For all cases, fresh CRC samples were obtained with informed consent by the BC Cancer Agency Tumor Tissue Repository (BCCA-TTR) (Watson 2010), which operates as a dedicated biobank with approval from the University of British Columbia–British Columbia Cancer Agency Research Ethics Board (BCCA REB). The BCCA-TTR platform is governed by Standard Operating Procedures (SOPs) that meet or exceed the recommendations of international best practice guidelines for repositories (NCI Office of Biorepositories and Biospecmen Research, NCI Best Practices for Biospecimen Resources). Specimens are handled with very close attention to maintaining integrity and isolation. Overall average collection time (time from removal from surgical field to cryopreservation in liquid nitrogen) for all colorectal cases in the BCCA-TTR is 31 min.

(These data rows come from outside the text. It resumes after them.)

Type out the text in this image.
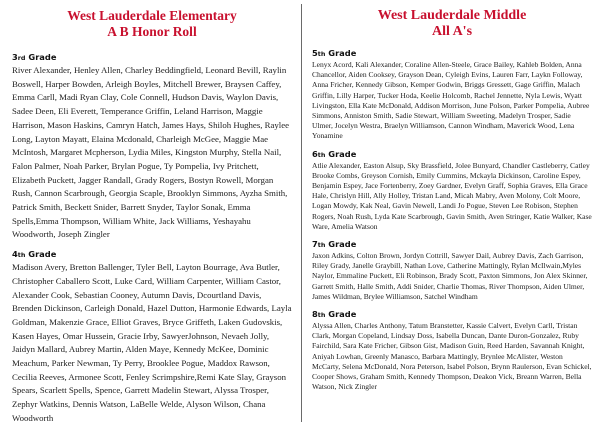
West Lauderdale Elementary
A B Honor Roll
3rd Grade

River Alexander, Henley Allen, Charley Beddingfield, Leonard Bevill, Raylin Boswell, Harper Bowden, Arleigh Boyles, Mitchell Brewer, Braysen Caffey, Emma Carll, Madi Ryan Clay, Cole Connell, Hudson Davis, Waylon Davis, Sadee Deen, Eli Everett, Temperance Griffin, Leland Harrison, Maggie Harrison, Mason Haskins, Camryn Hatch, James Hays, Shiloh Hughes, Raylee Long, Layton Mayatt, Elaina Mcdonald, Charleigh McGee, Maggie Mae McIntosh, Margaret Mcpherson, Lydia Miles, Kingston Murphy, Stella Nail, Falon Palmer, Noah Parker, Brylan Pogue, Ty Pompelia, Ivy Pritchett, Elizabeth Puckett, Jagger Randall, Grady Rogers, Bostyn Rowell, Morgan Rush, Cannon Scarbrough, Georgia Scaple, Brooklyn Simmons, Ayzha Smith, Patrick Smith, Beckett Snider, Barrett Snyder, Taylor Sonak, Emma Spells,Emma Thompson, William White, Jack Williams, Yeshayahu Woodworth, Joseph Zingler

4th Grade

Madison Avery, Bretton Ballenger, Tyler Bell, Layton Bourrage, Ava Butler, Christopher Caballero Scott, Luke Card, William Carpenter, William Castor, Alexander Cook, Sebastian Cooney, Autumn Davis, Dcourtland Davis, Brenden Dickinson, Carleigh Donald, Hazel Dutton, Harmonie Edwards, Layla Goldman, Makenzie Grace, Elliot Graves, Bryce Griffeth, Laken Gudovskis, Kasen Hayes, Omar Hussein, Gracie Irby, SawyerJohnson, Nevaeh Jolly, Jaidyn Mallard, Aubrey Martin, Alden Maye, Kennedy McKee, Dominic Meachum, Parker Newman, Ty Perry, Brooklee Pogue, Maddox Rawson, Cecilia Reeves, Armonee Scott, Fenley Scrimpshire,Remi Kate Slay, Grayson Spears, Scarlett Spells, Spence, Garrett Madelin Stewart, Alyssa Trosper, Zephyr Watkins, Dennis Watson, LaBelle Welde, Alyson Wilson, Chana Woodworth

West Lauderdale Middle
All A's
5th Grade

Lenyx Acord, Kali Alexander, Coraline Allen-Steele, Grace Bailey, Kahleb Bolden, Anna Chancellor, Aiden Cooksey, Grayson Dean, Cyleigh Evins, Lauren Farr, Laykn Followay, Anna Fricher, Kennedy Gibson, Kemper Godwin, Briggs Gressett, Gage Griffin, Malach Griffin, Lilly Harper, Tucker Hoda, Keelie Holcomb, Rachel Jennette, Nyla Lewis, Wyatt Livingston, Ella Kate McDonald, Addison Morrison, June Polson, Parker Pompelia, Aubree Simmons, Anniston Smith, Sadie Stewart, William Sweeting, Madelyn Trosper, Sadie Ulmer, Jocelyn Westra, Braelyn Williamson, Cannon Windham, Maverick Wood, Lena Yonamine

6th Grade

Atlie Alexander, Easton Alsup, Sky Brassfield, Jolee Bunyard, Chandler Castleberry, Catley Brooke Combs, Greyson Cornish, Emily Cummins, Mckayla Dickinson, Caroline Espey, Benjamin Espey, Jace Fortenberry, Zoey Gardner, Evelyn Graff, Sophia Graves, Ella Grace Hale, Chrislyn Hill, Ally Holley, Tristan Land, Micah Mabry, Aven Molony, Colt Moore, Logan Mowdy, Kak Neal, Gavin Newell, Landi Jo Pogue, Steven Lee Robison, Stephen Rogers, Noah Rush, Lyda Kate Scarbrough, Gavin Smith, Aven Stringer, Katie Walker, Kase Ware, Amelia Watson

7th Grade

Jaxon Adkins, Colton Brown, Jordyn Cottrill, Sawyer Dail, Aubrey Davis, Zach Garrison, Riley Grady, Janelle Graybill, Nathan Love, Catherine Mattingly, Rylan McIlwain,Myles Naylor, Emmaline Puckett, Eli Robinson, Brady Scott, Paxton Simmons, Jon Alex Skinner, Garrett Smith, Halle Smith, Addi Snider, Charlie Thomas, River Thompson, Aiden Ulmer, James Wildman, Brylee Williamson, Satchel Windham

8th Grade

Alyssa Allen, Charles Anthony, Tatum Branstetter, Kassie Calvert, Evelyn Carll, Tristan Clark, Morgan Copeland, Lindsay Doss, Isabella Duncan, Dante Duron-Gonzalez, Ruby Fairchild, Sara Kate Fricher, Gibson Gist, Madison Guin, Reed Harden, Savannah Knight, Aniyah Lowhan, Greenly Manasco, Barbara Mattingly, Brynlee McAlister, Weston McCarty, Selena McDonald, Nora Peterson, Isabel Polson, Brynn Raulerson, Evan Schickel, Cooper Shows, Graham Smith, Kennedy Thompson, Deakon Vick, Breann Warren, Bella Watson, Nick Zingler
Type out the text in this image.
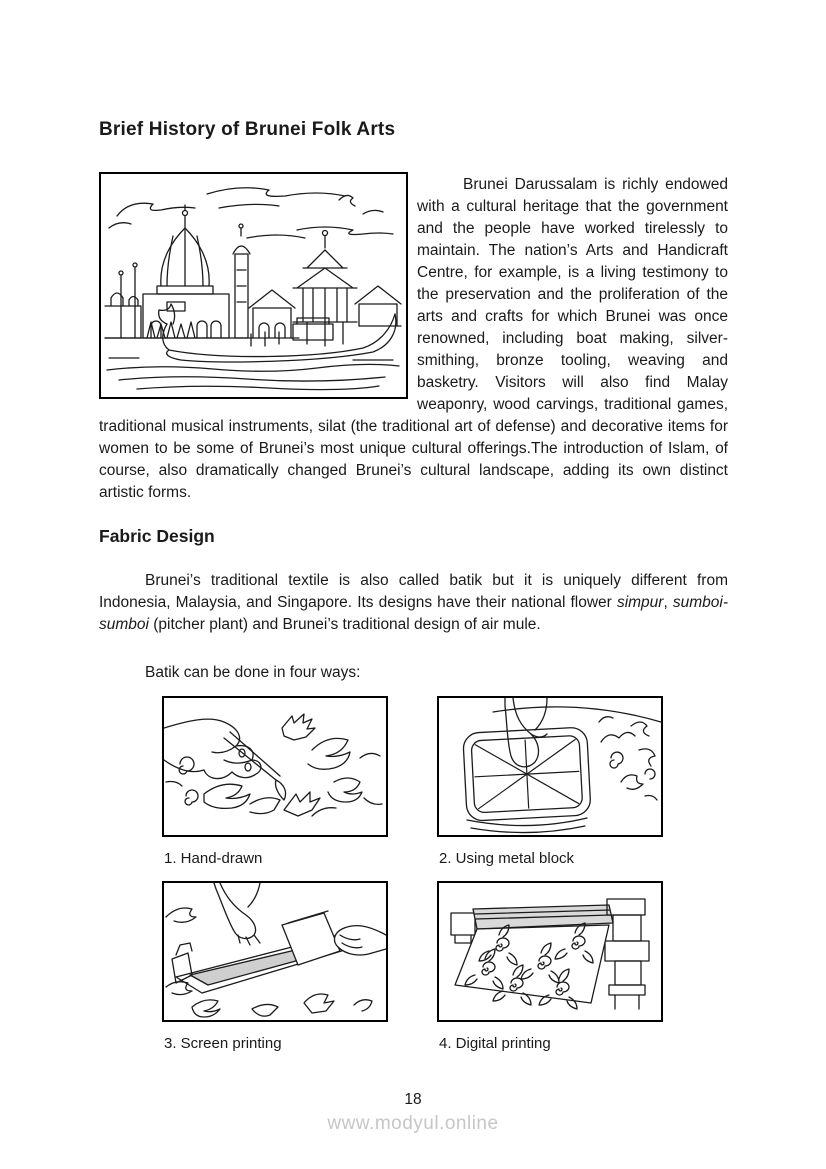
Brief History of Brunei Folk Arts

Brunei Darussalam is richly endowed with a cultural heritage that the government and the people have worked tirelessly to maintain. The nation’s Arts and Handicraft Centre, for example, is a living testimony to the preservation and the proliferation of the arts and crafts for which Brunei was once renowned, including boat making, silver-smithing, bronze tooling, weaving and basketry. Visitors will also find Malay weaponry, wood carvings, traditional games, traditional musical instruments, silat (the traditional art of defense) and decorative items for women to be some of Brunei’s most unique cultural offerings.The introduction of Islam, of course, also dramatically changed Brunei’s cultural landscape, adding its own distinct artistic forms.

Fabric Design

Brunei’s traditional textile is also called batik but it is uniquely different from Indonesia, Malaysia, and Singapore. Its designs have their national flower simpur, sumboi-sumboi (pitcher plant) and Brunei’s traditional design of air mule.

Batik can be done in four ways:

1. Hand-drawn	2. Using metal block
3. Screen printing	4. Digital printing
18
www.modyul.online
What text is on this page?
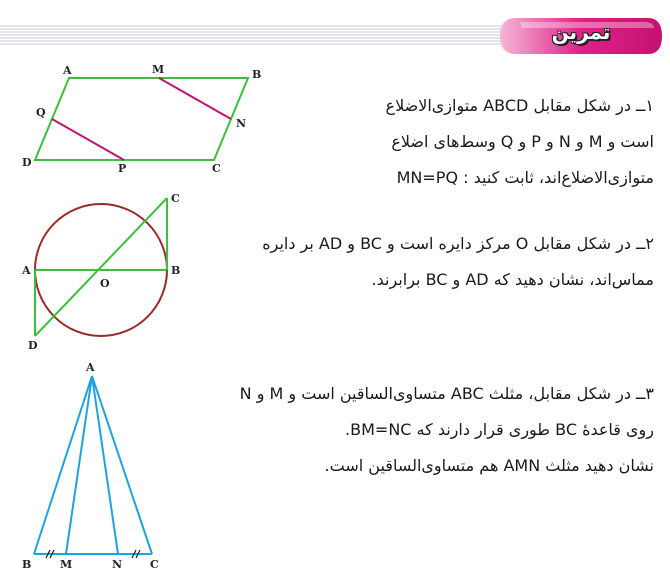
تمرین
A	M	B
Q
N
D	P	C
۱ــ در شکل مقابل ABCD متوازی‌الاضلاع
است و M و N و P و Q وسط‌های اضلاع
متوازی‌الاضلاع‌اند، ثابت کنید : MN=PQ
C
A
O
B
D
۲ــ در شکل مقابل O مرکز دایره است و BC و AD بر دایره
مماس‌اند، نشان دهید که AD و BC برابرند.
A
B	M	N	C
۳ــ در شکل مقابل، مثلث ABC متساوی‌الساقین است و M و N
روی قاعدهٔ BC طوری قرار دارند که BM=NC.
نشان دهید مثلث AMN هم متساوی‌الساقین است.
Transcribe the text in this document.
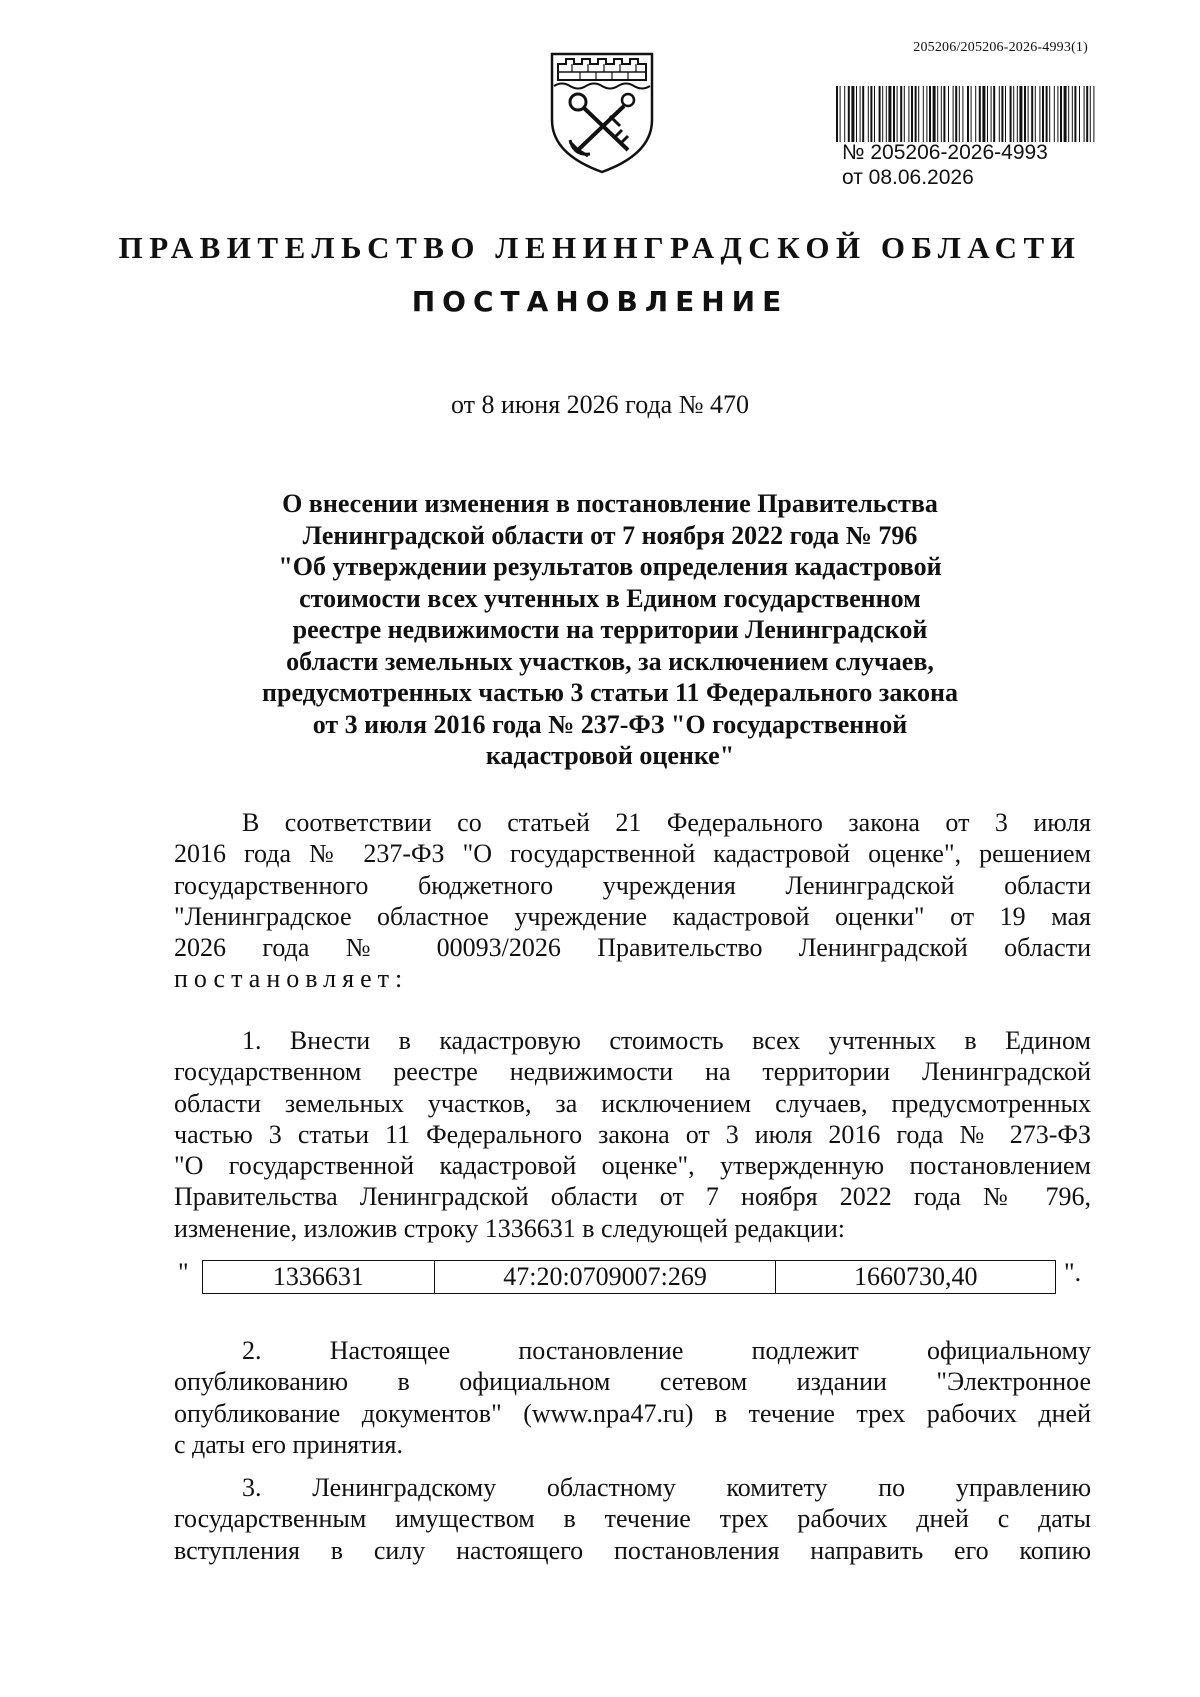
205206/205206-2026-4993(1)
№ 205206-2026-4993
от 08.06.2026
ПРАВИТЕЛЬСТВО ЛЕНИНГРАДСКОЙ ОБЛАСТИ
ПОСТАНОВЛЕНИЕ
от 8 июня 2026 года № 470
О внесении изменения в постановление Правительства
Ленинградской области от 7 ноября 2022 года № 796
"Об утверждении результатов определения кадастровой
стоимости всех учтенных в Едином государственном
реестре недвижимости на территории Ленинградской
области земельных участков, за исключением случаев,
предусмотренных частью 3 статьи 11 Федерального закона
от 3 июля 2016 года № 237-ФЗ "О государственной
кадастровой оценке"
В соответствии со статьей 21 Федерального закона от 3 июля
2016 года № 237-ФЗ "О государственной кадастровой оценке", решением
государственного бюджетного учреждения Ленинградской области
"Ленинградское областное учреждение кадастровой оценки" от 19 мая
2026 года № 00093/2026 Правительство Ленинградской области
постановляет:
1. Внести в кадастровую стоимость всех учтенных в Едином
государственном реестре недвижимости на территории Ленинградской
области земельных участков, за исключением случаев, предусмотренных
частью 3 статьи 11 Федерального закона от 3 июля 2016 года № 273-ФЗ
"О государственной кадастровой оценке", утвержденную постановлением
Правительства Ленинградской области от 7 ноября 2022 года № 796,
изменение, изложив строку 1336631 в следующей редакции:
"	1336631	47:20:0709007:269	1660730,40	".
2. Настоящее постановление подлежит официальному
опубликованию в официальном сетевом издании "Электронное
опубликование документов" (www.npa47.ru) в течение трех рабочих дней
с даты его принятия.
3. Ленинградскому областному комитету по управлению
государственным имуществом в течение трех рабочих дней с даты
вступления в силу настоящего постановления направить его копию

For this study, biospecimens were held briefly at −20°C during frozen sectioning, using 100% ethanol to clean the blade between all samples. Clinical-pathological and outcomes data were obtained from the BC Cancer Agency clinical chart including tumor features reported according to the American College of Pathologists criteria and the “Protocol for Examination of Specimens from Patients with Primary Carcinoma of the Colon and Rectum.” This included histological features indicative of inflammatory and immune response (lymphoid and myeloid cell infiltrates), which were assessed as none, mild–moderate, or marked using semiquantitative scoring as well as the percent area of tumor involved by necrosis, by a pathologist in a representative tumor cross-section.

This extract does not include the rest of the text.